Replying to a comment on:

Middle-Aged White Woman (Free verse) by Dovina

Maybe it’s time. You look at me and see a symbol of conservative acts that hurt you. My kind abused your kind. Now with your freedom, your authority, your power, it’s time for retribution. Go ahead, ignore me, don’t hire me belittle me in your verse skip over me at your readings. My ancestors did it to your ancestors. You have the right. It’s a new experience for me, that’s all. Maybe it’s time.

zodiac 10-Apr-05/9:50 PM
I am openminded about the past. I don't think the past should have anything to do with the present situation - which, as I see it, is pretty much:

Black people still don't have freedom or equality of pay, opportunity, education, or power across the board. Sure, my greatgreatgreatgrandparents, had they been rich enough, would have enslaved yours, but also my grandparents are racist, belittle minorities, and deny them opportunities. My parents belittle minorities and deny them opportunities. And tons of people in my generation, myself probably no exception, continue the problem by often-unnoticeable actions.

What I was trying to point out is that Dovina's thinking (in the poem) that the problem's solved now, was solved years ago, and she had nothing to do with it is simply nuts. Who needs to go back even a generation to find crimes/persecution against black people? And at the very least, I'd say Dovina has very few black friends in the outside world.

Besides, what a preposterous suggestion - that one side's history of (and continuing) institutionalized oppression can be "balanced out" or "made up for" by black people whupping white ass for a while! If an intelligent black person's ever seriously considered it, I'm a stuck pig.
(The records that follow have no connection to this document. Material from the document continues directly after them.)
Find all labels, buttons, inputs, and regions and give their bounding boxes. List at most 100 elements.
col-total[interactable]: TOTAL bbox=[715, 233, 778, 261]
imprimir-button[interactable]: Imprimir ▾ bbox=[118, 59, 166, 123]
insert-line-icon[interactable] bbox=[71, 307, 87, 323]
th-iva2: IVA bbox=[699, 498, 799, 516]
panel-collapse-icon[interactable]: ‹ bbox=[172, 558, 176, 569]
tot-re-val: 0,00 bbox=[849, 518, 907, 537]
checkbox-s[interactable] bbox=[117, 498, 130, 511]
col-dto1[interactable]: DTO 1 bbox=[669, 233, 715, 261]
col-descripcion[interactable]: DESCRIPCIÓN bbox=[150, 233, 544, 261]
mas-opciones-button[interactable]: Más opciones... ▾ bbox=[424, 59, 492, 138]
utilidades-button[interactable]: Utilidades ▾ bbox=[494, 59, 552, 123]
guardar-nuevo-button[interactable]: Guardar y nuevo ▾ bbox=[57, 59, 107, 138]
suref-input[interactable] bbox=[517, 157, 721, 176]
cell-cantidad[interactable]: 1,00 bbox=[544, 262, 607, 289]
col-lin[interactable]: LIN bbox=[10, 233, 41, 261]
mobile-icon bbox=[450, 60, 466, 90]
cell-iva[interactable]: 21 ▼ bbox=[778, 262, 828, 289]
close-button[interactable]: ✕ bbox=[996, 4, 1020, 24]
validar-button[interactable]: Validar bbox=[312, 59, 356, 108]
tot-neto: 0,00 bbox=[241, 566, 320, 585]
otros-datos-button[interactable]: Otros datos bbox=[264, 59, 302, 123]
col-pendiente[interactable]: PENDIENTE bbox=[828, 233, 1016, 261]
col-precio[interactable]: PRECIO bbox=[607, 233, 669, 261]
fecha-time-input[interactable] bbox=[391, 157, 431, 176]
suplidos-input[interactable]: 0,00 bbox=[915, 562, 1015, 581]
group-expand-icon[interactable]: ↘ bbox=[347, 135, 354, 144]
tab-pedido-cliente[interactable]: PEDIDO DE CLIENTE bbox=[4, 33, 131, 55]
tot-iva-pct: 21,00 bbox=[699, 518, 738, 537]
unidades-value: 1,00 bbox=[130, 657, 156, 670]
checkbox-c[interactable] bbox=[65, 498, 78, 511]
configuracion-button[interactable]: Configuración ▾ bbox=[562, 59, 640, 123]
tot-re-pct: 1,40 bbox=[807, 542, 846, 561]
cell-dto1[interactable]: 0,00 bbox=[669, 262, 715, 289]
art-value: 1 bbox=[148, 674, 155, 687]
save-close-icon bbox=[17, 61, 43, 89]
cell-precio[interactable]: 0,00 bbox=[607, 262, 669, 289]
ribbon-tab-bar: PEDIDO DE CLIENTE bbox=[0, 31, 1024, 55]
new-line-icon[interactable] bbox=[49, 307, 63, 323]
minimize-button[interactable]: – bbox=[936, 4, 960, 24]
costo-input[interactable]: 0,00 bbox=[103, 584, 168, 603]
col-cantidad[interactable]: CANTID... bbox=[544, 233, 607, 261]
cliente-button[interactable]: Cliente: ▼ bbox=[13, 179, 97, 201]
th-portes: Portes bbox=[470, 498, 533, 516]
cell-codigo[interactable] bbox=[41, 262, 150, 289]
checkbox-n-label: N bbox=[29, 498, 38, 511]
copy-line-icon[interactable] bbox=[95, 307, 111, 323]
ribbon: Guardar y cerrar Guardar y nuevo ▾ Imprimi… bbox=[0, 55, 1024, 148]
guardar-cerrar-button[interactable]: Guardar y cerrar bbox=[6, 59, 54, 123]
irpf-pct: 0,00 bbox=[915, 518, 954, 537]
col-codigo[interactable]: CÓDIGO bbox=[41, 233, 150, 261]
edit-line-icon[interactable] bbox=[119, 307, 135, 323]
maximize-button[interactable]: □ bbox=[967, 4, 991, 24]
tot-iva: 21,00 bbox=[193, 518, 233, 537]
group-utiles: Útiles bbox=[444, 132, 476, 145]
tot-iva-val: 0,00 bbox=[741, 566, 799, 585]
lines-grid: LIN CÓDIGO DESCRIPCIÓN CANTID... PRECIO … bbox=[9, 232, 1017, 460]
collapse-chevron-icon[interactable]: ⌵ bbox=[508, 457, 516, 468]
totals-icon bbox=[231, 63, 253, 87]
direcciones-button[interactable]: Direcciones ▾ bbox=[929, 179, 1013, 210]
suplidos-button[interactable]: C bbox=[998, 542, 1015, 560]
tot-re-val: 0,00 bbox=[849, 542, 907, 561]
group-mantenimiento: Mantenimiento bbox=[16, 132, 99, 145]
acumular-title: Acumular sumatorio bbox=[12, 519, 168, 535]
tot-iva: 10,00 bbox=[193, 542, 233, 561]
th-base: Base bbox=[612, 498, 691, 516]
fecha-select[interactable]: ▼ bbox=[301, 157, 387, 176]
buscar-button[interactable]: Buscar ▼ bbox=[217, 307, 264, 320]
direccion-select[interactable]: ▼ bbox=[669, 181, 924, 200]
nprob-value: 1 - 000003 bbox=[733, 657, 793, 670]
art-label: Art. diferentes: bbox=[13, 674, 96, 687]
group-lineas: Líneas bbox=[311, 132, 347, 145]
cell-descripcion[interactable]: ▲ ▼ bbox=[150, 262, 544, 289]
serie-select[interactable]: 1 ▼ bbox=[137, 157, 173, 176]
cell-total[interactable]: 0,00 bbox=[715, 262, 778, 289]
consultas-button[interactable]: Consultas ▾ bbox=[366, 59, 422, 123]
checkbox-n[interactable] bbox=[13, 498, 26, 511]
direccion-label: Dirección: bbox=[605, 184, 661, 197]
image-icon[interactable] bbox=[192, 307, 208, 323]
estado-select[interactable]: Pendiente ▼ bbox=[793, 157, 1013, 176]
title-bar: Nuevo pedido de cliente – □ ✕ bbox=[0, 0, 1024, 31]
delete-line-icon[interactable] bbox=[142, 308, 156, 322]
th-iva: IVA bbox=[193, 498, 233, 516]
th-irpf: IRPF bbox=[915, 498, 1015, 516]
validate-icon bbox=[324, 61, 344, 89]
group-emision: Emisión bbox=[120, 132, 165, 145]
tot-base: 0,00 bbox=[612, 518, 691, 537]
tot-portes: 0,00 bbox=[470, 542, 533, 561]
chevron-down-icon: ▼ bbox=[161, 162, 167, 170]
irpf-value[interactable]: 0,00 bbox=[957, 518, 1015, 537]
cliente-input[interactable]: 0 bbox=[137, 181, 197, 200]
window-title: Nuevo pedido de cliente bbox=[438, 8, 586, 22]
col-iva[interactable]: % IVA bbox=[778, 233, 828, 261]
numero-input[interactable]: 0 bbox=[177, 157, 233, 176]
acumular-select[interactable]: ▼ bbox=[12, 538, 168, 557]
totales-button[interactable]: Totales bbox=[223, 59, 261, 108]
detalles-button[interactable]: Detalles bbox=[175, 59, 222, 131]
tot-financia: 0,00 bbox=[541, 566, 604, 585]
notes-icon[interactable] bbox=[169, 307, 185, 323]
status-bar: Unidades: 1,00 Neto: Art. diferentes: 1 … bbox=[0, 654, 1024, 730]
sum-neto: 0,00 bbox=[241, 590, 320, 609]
And besides, black people have been ignoring white people in their verse, culture, etc, from the beginning. Only a Eurocentrist in the extreme would even imagine she had a place in black verse to be belittled. (For Dovina: Disagree? Consider checking out Gullah culture, Hoodoo culture, Slave culture, Jack Tales, the Harlem Renaissance, jazz, and hip-hop, to name a very, very few.)

In short, I don't think you're going to give up your friendship with Dovina because of this poem, because I think you see, as I do, that Dovina doesn't really mean to be offensive; she just doesn't know very well what she's saying. That's all I'm trying to point out to her. Really, I've got no beef with Dovina except that she doesn't express herself very well. All things considered, her heart's pretty close to the right place.